Earth's surface is made up of tectonic plates, which are large slabs of solid rock that fit together like puzzle pieces. These plates meet at plate boundaries and are in constant motion.
Where the surfaces of these plates catch and lock along their boundary, stress builds up as the rest of the plates continue to move. This takes place over long periods of time.
When the stress becomes too great, the plates suddenly slip past one another, releasing tremendous amounts of energy, which causes the earth to shake and crack.
These cracks are called faults. Plate boundaries are made up of many faults. Most earthquakes occur on these faults.
Faults can also occur far from plate boundaries but earthquakes on these faults (intraplate earthquakes) are much less frequent. The scientific community is working to better understand these faults.
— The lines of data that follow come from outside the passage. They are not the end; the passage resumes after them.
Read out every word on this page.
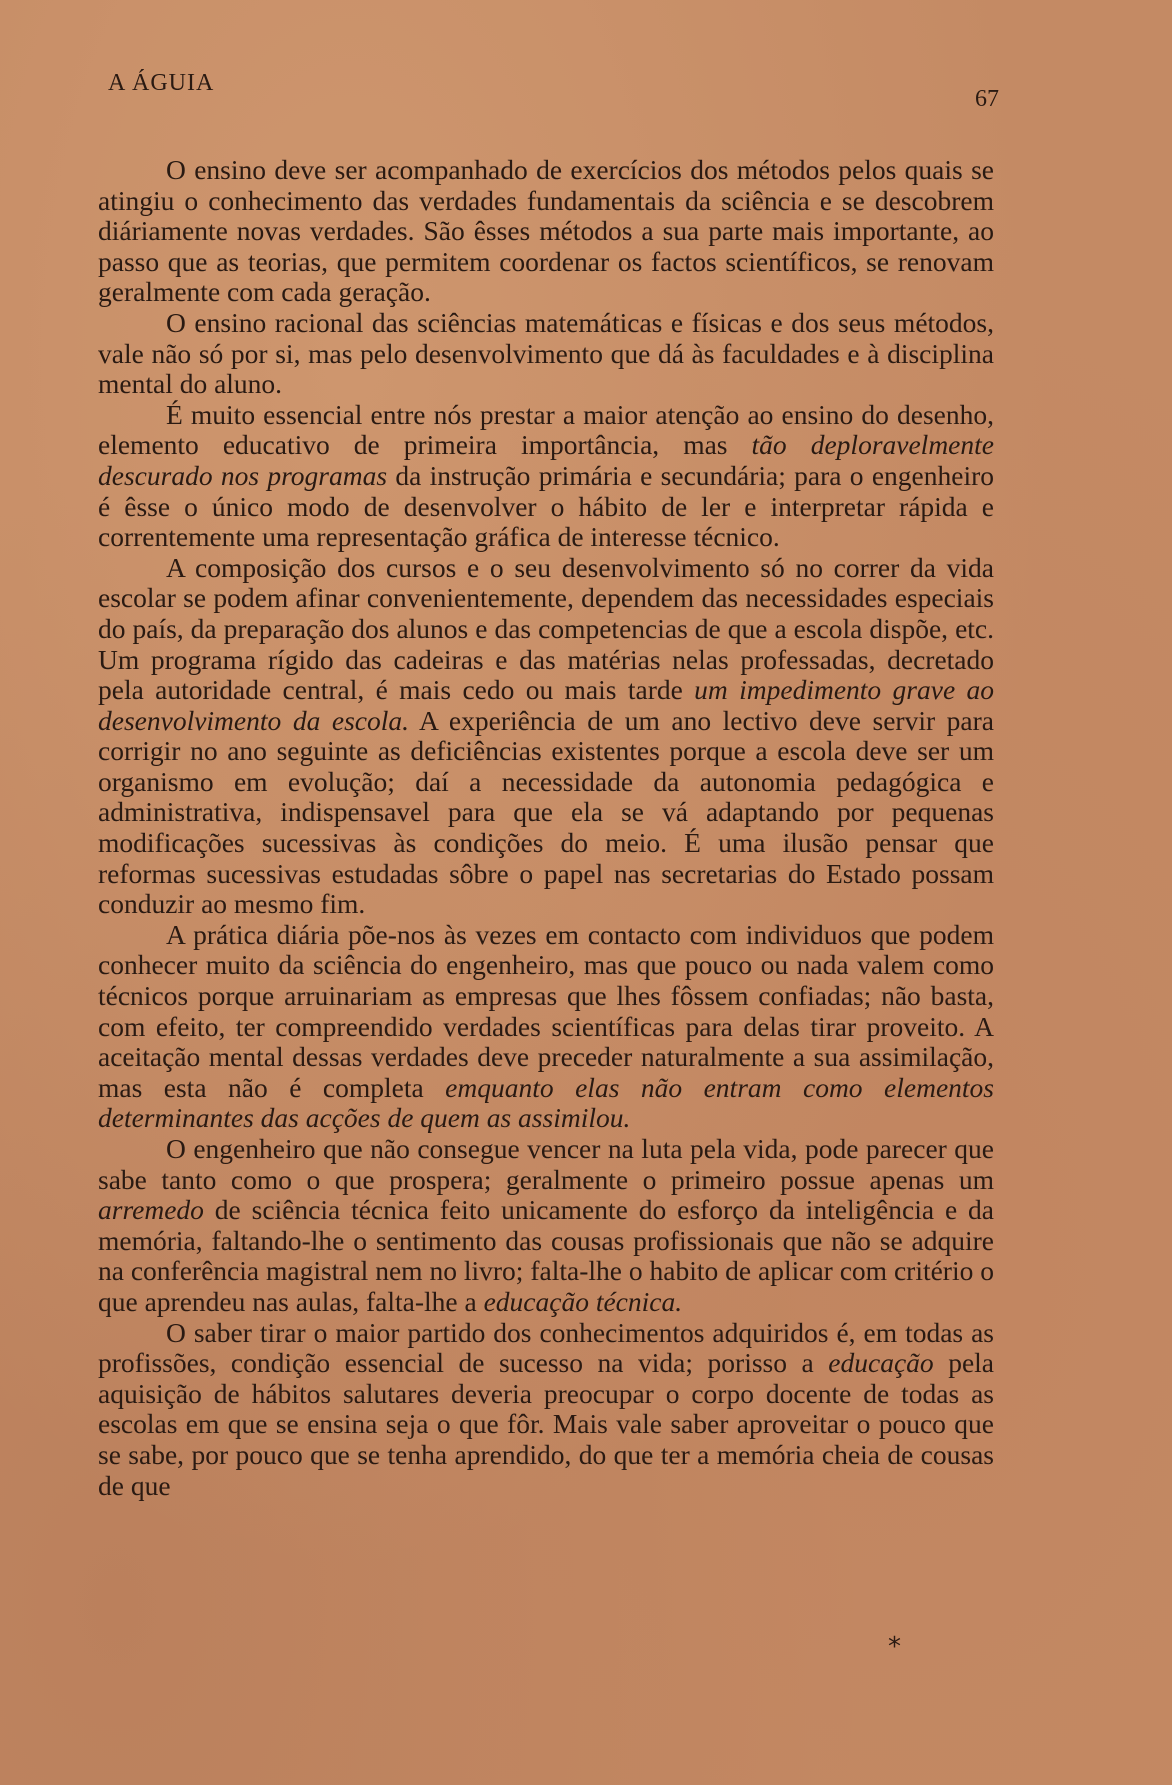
A ÁGUIA
67

O ensino deve ser acompanhado de exercícios dos métodos pelos quais se atingiu o conhecimento das verdades fundamentais da sciência e se descobrem diáriamente novas verdades. São êsses métodos a sua parte mais importante, ao passo que as teorias, que permitem coordenar os factos scientíficos, se renovam geralmente com cada geração.

O ensino racional das sciências matemáticas e físicas e dos seus métodos, vale não só por si, mas pelo desenvolvimento que dá às faculdades e à disciplina mental do aluno.

É muito essencial entre nós prestar a maior atenção ao ensino do desenho, elemento educativo de primeira importância, mas tão deploravelmente descurado nos programas da instrução primária e secundária; para o engenheiro é êsse o único modo de desenvolver o hábito de ler e interpretar rápida e correntemente uma representação gráfica de interesse técnico.

A composição dos cursos e o seu desenvolvimento só no correr da vida escolar se podem afinar convenientemente, dependem das necessidades especiais do país, da preparação dos alunos e das competencias de que a escola dispõe, etc. Um programa rígido das cadeiras e das matérias nelas professadas, decretado pela autoridade central, é mais cedo ou mais tarde um impedimento grave ao desenvolvimento da escola. A experiência de um ano lectivo deve servir para corrigir no ano seguinte as deficiências existentes porque a escola deve ser um organismo em evolução; daí a necessidade da autonomia pedagógica e administrativa, indispensavel para que ela se vá adaptando por pequenas modificações sucessivas às condições do meio. É uma ilusão pensar que reformas sucessivas estudadas sôbre o papel nas secretarias do Estado possam conduzir ao mesmo fim.

A prática diária põe-nos às vezes em contacto com individuos que podem conhecer muito da sciência do engenheiro, mas que pouco ou nada valem como técnicos porque arruinariam as empresas que lhes fôssem confiadas; não basta, com efeito, ter compreendido verdades scientíficas para delas tirar proveito. A aceitação mental dessas verdades deve preceder naturalmente a sua assimilação, mas esta não é completa emquanto elas não entram como elementos determinantes das acções de quem as assimilou.

O engenheiro que não consegue vencer na luta pela vida, pode parecer que sabe tanto como o que prospera; geralmente o primeiro possue apenas um arremedo de sciência técnica feito unicamente do esforço da inteligência e da memória, faltando-lhe o sentimento das cousas profissionais que não se adquire na conferência magistral nem no livro; falta-lhe o habito de aplicar com critério o que aprendeu nas aulas, falta-lhe a educação técnica.

O saber tirar o maior partido dos conhecimentos adquiridos é, em todas as profissões, condição essencial de sucesso na vida; porisso a educação pela aquisição de hábitos salutares deveria preocupar o corpo docente de todas as escolas em que se ensina seja o que fôr. Mais vale saber aproveitar o pouco que se sabe, por pouco que se tenha aprendido, do que ter a memória cheia de cousas de que

*
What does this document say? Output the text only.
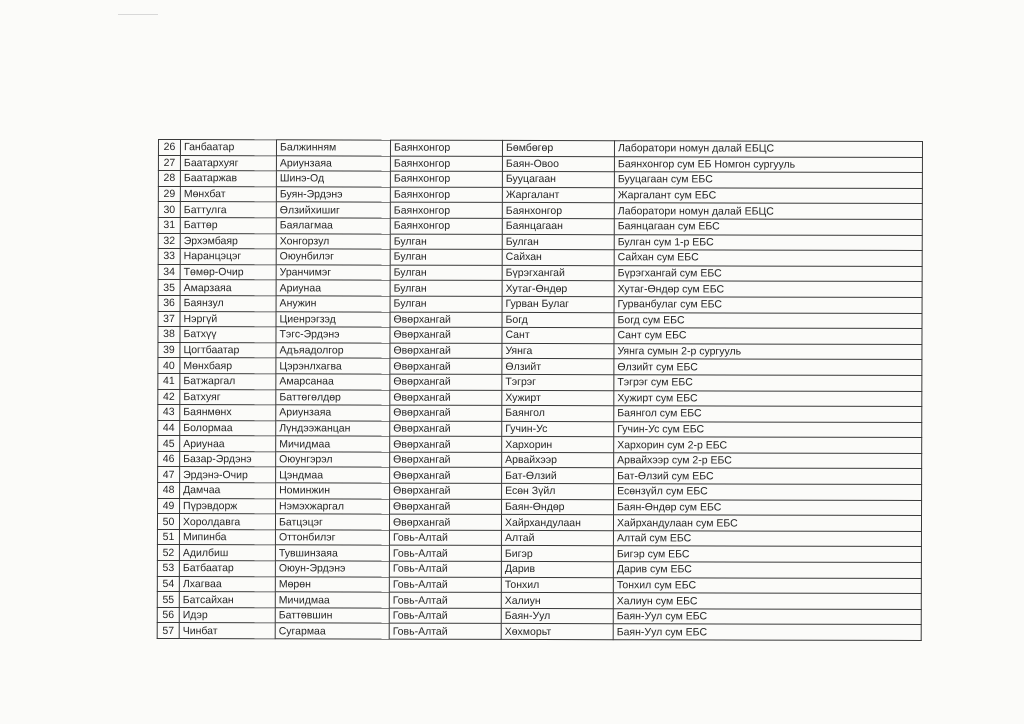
26	Ганбаатар	Балжинням	Баянхонгор	Бөмбөгөр	Лаборатори номун далай ЕБЦС
27	Баатархуяг	Ариунзаяа	Баянхонгор	Баян-Овоо	Баянхонгор сум ЕБ Номгон сургууль
28	Баатаржав	Шинэ-Од	Баянхонгор	Бууцагаан	Бууцагаан сум ЕБС
29	Мөнхбат	Буян-Эрдэнэ	Баянхонгор	Жаргалант	Жаргалант сум ЕБС
30	Баттулга	Өлзийхишиг	Баянхонгор	Баянхонгор	Лаборатори номун далай ЕБЦС
31	Баттөр	Баялагмаа	Баянхонгор	Баянцагаан	Баянцагаан сум ЕБС
32	Эрхэмбаяр	Хонгорзул	Булган	Булган	Булган сум 1-р ЕБС
33	Наранцэцэг	Оюунбилэг	Булган	Сайхан	Сайхан сум ЕБС
34	Төмөр-Очир	Уранчимэг	Булган	Бүрэгхангай	Бүрэгхангай сум ЕБС
35	Амарзаяа	Ариунаа	Булган	Хутаг-Өндөр	Хутаг-Өндөр сум ЕБС
36	Баянзул	Анужин	Булган	Гурван Булаг	Гурванбулаг сум ЕБС
37	Нэргүй	Циенрэгзэд	Өвөрхангай	Богд	Богд сум ЕБС
38	Батхүү	Тэгс-Эрдэнэ	Өвөрхангай	Сант	Сант сум ЕБС
39	Цогтбаатар	Адъяадолгор	Өвөрхангай	Уянга	Уянга сумын 2-р сургууль
40	Мөнхбаяр	Цэрэнлхагва	Өвөрхангай	Өлзийт	Өлзийт сум ЕБС
41	Батжаргал	Амарсанаа	Өвөрхангай	Тэгрэг	Тэгрэг сум ЕБС
42	Батхуяг	Баттөгөлдөр	Өвөрхангай	Хужирт	Хужирт сум ЕБС
43	Баянмөнх	Ариунзаяа	Өвөрхангай	Баянгол	Баянгол сум ЕБС
44	Болормаа	Лүндээжанцан	Өвөрхангай	Гучин-Ус	Гучин-Ус сум ЕБС
45	Ариунаа	Мичидмаа	Өвөрхангай	Хархорин	Хархорин сум 2-р ЕБС
46	Базар-Эрдэнэ	Оюунгэрэл	Өвөрхангай	Арвайхээр	Арвайхээр сум 2-р ЕБС
47	Эрдэнэ-Очир	Цэндмаа	Өвөрхангай	Бат-Өлзий	Бат-Өлзий сум ЕБС
48	Дамчаа	Номинжин	Өвөрхангай	Есөн Зүйл	Есөнзүйл сум ЕБС
49	Пүрэвдорж	Нэмэхжаргал	Өвөрхангай	Баян-Өндөр	Баян-Өндөр сум ЕБС
50	Хоролдавга	Батцэцэг	Өвөрхангай	Хайрхандулаан	Хайрхандулаан сум ЕБС
51	Мипинба	Оттонбилэг	Говь-Алтай	Алтай	Алтай сум ЕБС
52	Адилбиш	Тувшинзаяа	Говь-Алтай	Бигэр	Бигэр сум ЕБС
53	Батбаатар	Оюун-Эрдэнэ	Говь-Алтай	Дарив	Дарив сум ЕБС
54	Лхагваа	Мөрөн	Говь-Алтай	Тонхил	Тонхил сум ЕБС
55	Батсайхан	Мичидмаа	Говь-Алтай	Халиун	Халиун сум ЕБС
56	Идэр	Баттөвшин	Говь-Алтай	Баян-Уул	Баян-Уул сум ЕБС
57	Чинбат	Сугармаа	Говь-Алтай	Хөхморьт	Баян-Уул сум ЕБС
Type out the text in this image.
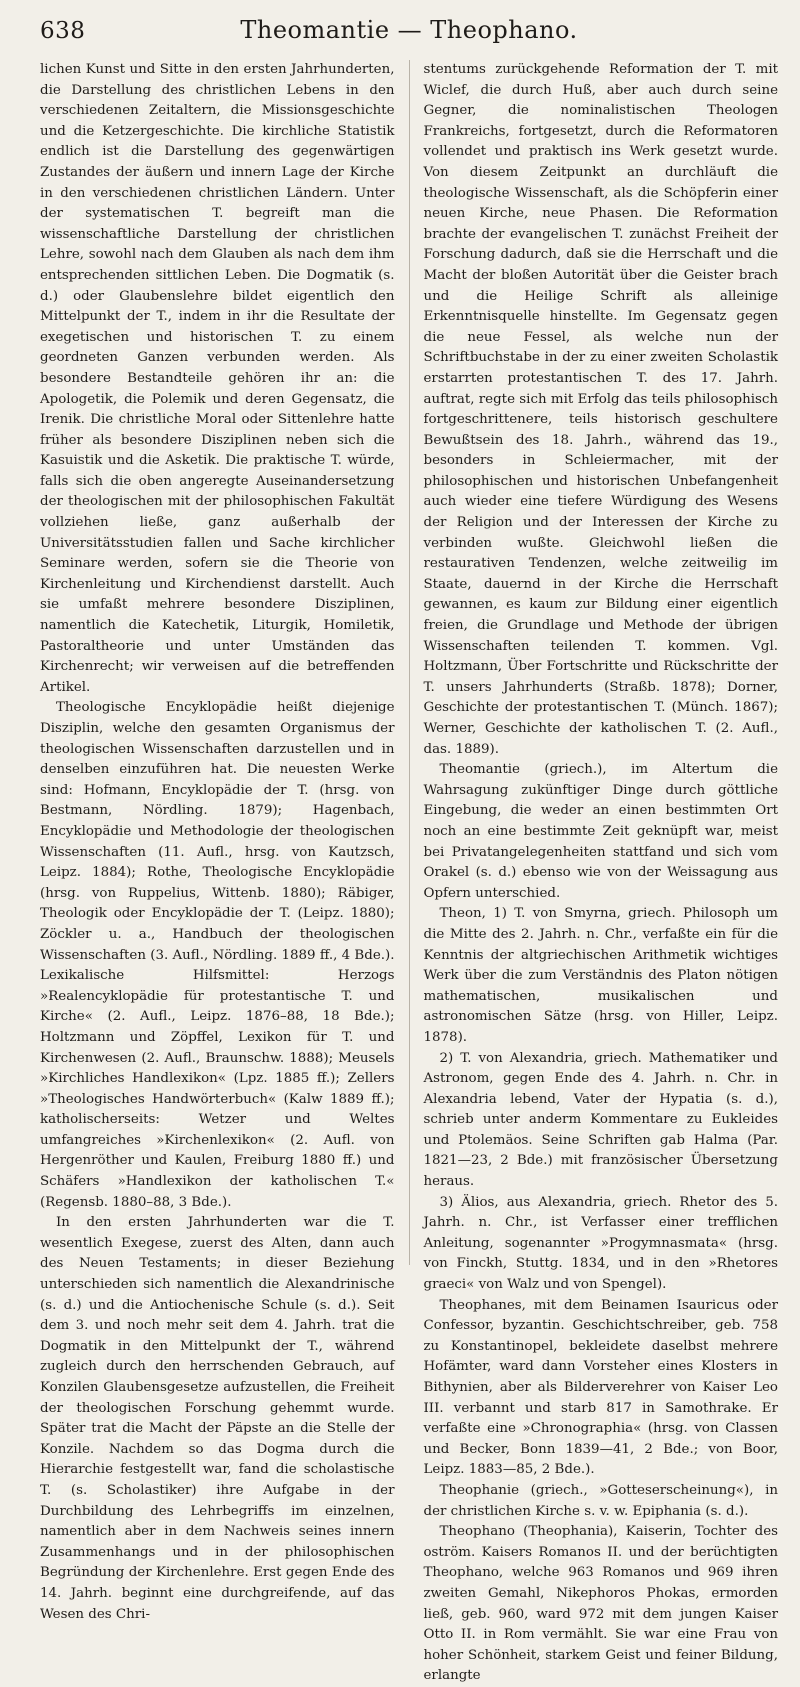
638	Theomantie — Theophano.

lichen Kunst und Sitte in den ersten Jahrhunderten, die Darstellung des christlichen Lebens in den verschiedenen Zeitaltern, die Missionsgeschichte und die Ketzergeschichte. Die kirchliche Statistik endlich ist die Darstellung des gegenwärtigen Zustandes der äußern und innern Lage der Kirche in den verschiedenen christlichen Ländern. Unter der systematischen T. begreift man die wissenschaftliche Darstellung der christlichen Lehre, sowohl nach dem Glauben als nach dem ihm entsprechenden sittlichen Leben. Die Dogmatik (s. d.) oder Glaubenslehre bildet eigentlich den Mittelpunkt der T., indem in ihr die Resultate der exegetischen und historischen T. zu einem geordneten Ganzen verbunden werden. Als besondere Bestandteile gehören ihr an: die Apologetik, die Polemik und deren Gegensatz, die Irenik. Die christliche Moral oder Sittenlehre hatte früher als besondere Disziplinen neben sich die Kasuistik und die Asketik. Die praktische T. würde, falls sich die oben angeregte Auseinandersetzung der theologischen mit der philosophischen Fakultät vollziehen ließe, ganz außerhalb der Universitätsstudien fallen und Sache kirchlicher Seminare werden, sofern sie die Theorie von Kirchenleitung und Kirchendienst darstellt. Auch sie umfaßt mehrere besondere Disziplinen, namentlich die Katechetik, Liturgik, Homiletik, Pastoraltheorie und unter Umständen das Kirchenrecht; wir verweisen auf die betreffenden Artikel.

Theologische Encyklopädie heißt diejenige Disziplin, welche den gesamten Organismus der theologischen Wissenschaften darzustellen und in denselben einzuführen hat. Die neuesten Werke sind: Hofmann, Encyklopädie der T. (hrsg. von Bestmann, Nördling. 1879); Hagenbach, Encyklopädie und Methodologie der theologischen Wissenschaften (11. Aufl., hrsg. von Kautzsch, Leipz. 1884); Rothe, Theologische Encyklopädie (hrsg. von Ruppelius, Wittenb. 1880); Räbiger, Theologik oder Encyklopädie der T. (Leipz. 1880); Zöckler u. a., Handbuch der theologischen Wissenschaften (3. Aufl., Nördling. 1889 ff., 4 Bde.). Lexikalische Hilfsmittel: Herzogs »Realencyklopädie für protestantische T. und Kirche« (2. Aufl., Leipz. 1876–88, 18 Bde.); Holtzmann und Zöpffel, Lexikon für T. und Kirchenwesen (2. Aufl., Braunschw. 1888); Meusels »Kirchliches Handlexikon« (Lpz. 1885 ff.); Zellers »Theologisches Handwörterbuch« (Kalw 1889 ff.); katholischerseits: Wetzer und Weltes umfangreiches »Kirchenlexikon« (2. Aufl. von Hergenröther und Kaulen, Freiburg 1880 ff.) und Schäfers »Handlexikon der katholischen T.« (Regensb. 1880–88, 3 Bde.).

In den ersten Jahrhunderten war die T. wesentlich Exegese, zuerst des Alten, dann auch des Neuen Testaments; in dieser Beziehung unterschieden sich namentlich die Alexandrinische (s. d.) und die Antiochenische Schule (s. d.). Seit dem 3. und noch mehr seit dem 4. Jahrh. trat die Dogmatik in den Mittelpunkt der T., während zugleich durch den herrschenden Gebrauch, auf Konzilen Glaubensgesetze aufzustellen, die Freiheit der theologischen Forschung gehemmt wurde. Später trat die Macht der Päpste an die Stelle der Konzile. Nachdem so das Dogma durch die Hierarchie festgestellt war, fand die scholastische T. (s. Scholastiker) ihre Aufgabe in der Durchbildung des Lehrbegriffs im einzelnen, namentlich aber in dem Nachweis seines innern Zusammenhangs und in der philosophischen Begründung der Kirchenlehre. Erst gegen Ende des 14. Jahrh. beginnt eine durchgreifende, auf das Wesen des Chri-

stentums zurückgehende Reformation der T. mit Wiclef, die durch Huß, aber auch durch seine Gegner, die nominalistischen Theologen Frankreichs, fortgesetzt, durch die Reformatoren vollendet und praktisch ins Werk gesetzt wurde. Von diesem Zeitpunkt an durchläuft die theologische Wissenschaft, als die Schöpferin einer neuen Kirche, neue Phasen. Die Reformation brachte der evangelischen T. zunächst Freiheit der Forschung dadurch, daß sie die Herrschaft und die Macht der bloßen Autorität über die Geister brach und die Heilige Schrift als alleinige Erkenntnisquelle hinstellte. Im Gegensatz gegen die neue Fessel, als welche nun der Schriftbuchstabe in der zu einer zweiten Scholastik erstarrten protestantischen T. des 17. Jahrh. auftrat, regte sich mit Erfolg das teils philosophisch fortgeschrittenere, teils historisch geschultere Bewußtsein des 18. Jahrh., während das 19., besonders in Schleiermacher, mit der philosophischen und historischen Unbefangenheit auch wieder eine tiefere Würdigung des Wesens der Religion und der Interessen der Kirche zu verbinden wußte. Gleichwohl ließen die restaurativen Tendenzen, welche zeitweilig im Staate, dauernd in der Kirche die Herrschaft gewannen, es kaum zur Bildung einer eigentlich freien, die Grundlage und Methode der übrigen Wissenschaften teilenden T. kommen. Vgl. Holtzmann, Über Fortschritte und Rückschritte der T. unsers Jahrhunderts (Straßb. 1878); Dorner, Geschichte der protestantischen T. (Münch. 1867); Werner, Geschichte der katholischen T. (2. Aufl., das. 1889).

Theomantie (griech.), im Altertum die Wahrsagung zukünftiger Dinge durch göttliche Eingebung, die weder an einen bestimmten Ort noch an eine bestimmte Zeit geknüpft war, meist bei Privatangelegenheiten stattfand und sich vom Orakel (s. d.) ebenso wie von der Weissagung aus Opfern unterschied.

Theon, 1) T. von Smyrna, griech. Philosoph um die Mitte des 2. Jahrh. n. Chr., verfaßte ein für die Kenntnis der altgriechischen Arithmetik wichtiges Werk über die zum Verständnis des Platon nötigen mathematischen, musikalischen und astronomischen Sätze (hrsg. von Hiller, Leipz. 1878).

2) T. von Alexandria, griech. Mathematiker und Astronom, gegen Ende des 4. Jahrh. n. Chr. in Alexandria lebend, Vater der Hypatia (s. d.), schrieb unter anderm Kommentare zu Eukleides und Ptolemäos. Seine Schriften gab Halma (Par. 1821—23, 2 Bde.) mit französischer Übersetzung heraus.

3) Älios, aus Alexandria, griech. Rhetor des 5. Jahrh. n. Chr., ist Verfasser einer trefflichen Anleitung, sogenannter »Progymnasmata« (hrsg. von Finckh, Stuttg. 1834, und in den »Rhetores graeci« von Walz und von Spengel).

Theophanes, mit dem Beinamen Isauricus oder Confessor, byzantin. Geschichtschreiber, geb. 758 zu Konstantinopel, bekleidete daselbst mehrere Hofämter, ward dann Vorsteher eines Klosters in Bithynien, aber als Bilderverehrer von Kaiser Leo III. verbannt und starb 817 in Samothrake. Er verfaßte eine »Chronographia« (hrsg. von Classen und Becker, Bonn 1839—41, 2 Bde.; von Boor, Leipz. 1883—85, 2 Bde.).

Theophanie (griech., »Gotteserscheinung«), in der christlichen Kirche s. v. w. Epiphania (s. d.).

Theophano (Theophania), Kaiserin, Tochter des oström. Kaisers Romanos II. und der berüchtigten Theophano, welche 963 Romanos und 969 ihren zweiten Gemahl, Nikephoros Phokas, ermorden ließ, geb. 960, ward 972 mit dem jungen Kaiser Otto II. in Rom vermählt. Sie war eine Frau von hoher Schönheit, starkem Geist und feiner Bildung, erlangte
One of the many tectonic plates that make up Earth's outer shell descends, or "subducts," under an adjacent plate. This kind of boundary between plates is called a "subduction zone." When the plates move suddenly in an area where they are usually stuck, an earthquake happens.
Stuck to the subducting plate, the overriding plate gets squeezed. Its leading edge is dragged down, while an area behind bulges upward. This movement goes on for decades or centuries, slowly building up stress.
An earthquake along a subduction zone happens when the leading edge of the overriding plate breaks free and springs seaward, raising the sea floor and the water above it. This uplift starts a tsunami. Meanwhile, the bulge behind the leading edge collapses, thinning the plate and lowering coastal areas.
Part of the tsunami races toward nearby land, growing taller as it comes in to shore. Another part heads across the ocean toward distant shores. Source: U.S. Geological Survey
Earthquakes generally occur on three types of faults: normal, strike-slip, and reverse (or thrust).
Tsunamis can be generated by earthquakes on all of these faults, but most tsunamis, and the largest, result from earthquakes on reverse faults. These tsunami-generating earthquakes originate mainly in subduction zones, where tectonic plates collide and one is forced under the other.
Take it to the MAX! Plate Tectonics and Earthquakes
If big enough and close enough to the ocean floor, the energy from such an earthquake can cause the ocean floor to suddenly rise (uplift) or fall (subside). It is this sudden vertical displacement of the ocean floor that typically sets a tsunami in motion.
As the ocean floor rises or falls, so too does the water above it. As the water moves up and down, seeking to regain its balance, a tsunami is born.
Not all earthquakes cause tsunamis. Key earthquake characteristics that contribute to tsunami generation are location, magnitude (size), and depth.
Most tsunamis are generated by earthquakes with magnitudes over 7.0 that occur under or very near the ocean and less than 100 kilometers (62 miles) below Earth's surface (earthquakes deeper than this are unlikely to displace the ocean floor).
Generally, an earthquake must exceed magnitude 8.0 to generate a dangerous distant tsunami. The amount of movement of the ocean floor, the size of the area over which an earthquake occurs, and the depth of the water above the earthquake are also important factors in the size of a resulting tsunami.
Most of the tsunamis (89%) in the Global Historical Tsunami Database were generated by large earthquakes or landslides caused by earthquakes.
In addition to the previously highlighted tsunamis (2004 and 2011), other examples of earthquake-generated tsunamis include:
- November 1, 1755 Lisbon, Portugal - A magnitude 8.5 (estimated) earthquake in the Atlantic Ocean generated a tsunami that affected the coasts of Portugal, Spain, North Africa, and the Caribbean. The earthquake and tsunami killed an estimated 50,000 people and caused widespread destruction.
- January 26, 1700 Cascadia Subduction Zone - A magnitude 9.0 (estimated) earthquake generated a tsunami that inundated the coasts of Cascadia (a region that includes northern California, Oregon, Washington, and southern British Columbia) as well as coastal villages across the Pacific Ocean in Japan. Today, the Cascadia subduction zone is considered one of the largest U.S. tsunami threats.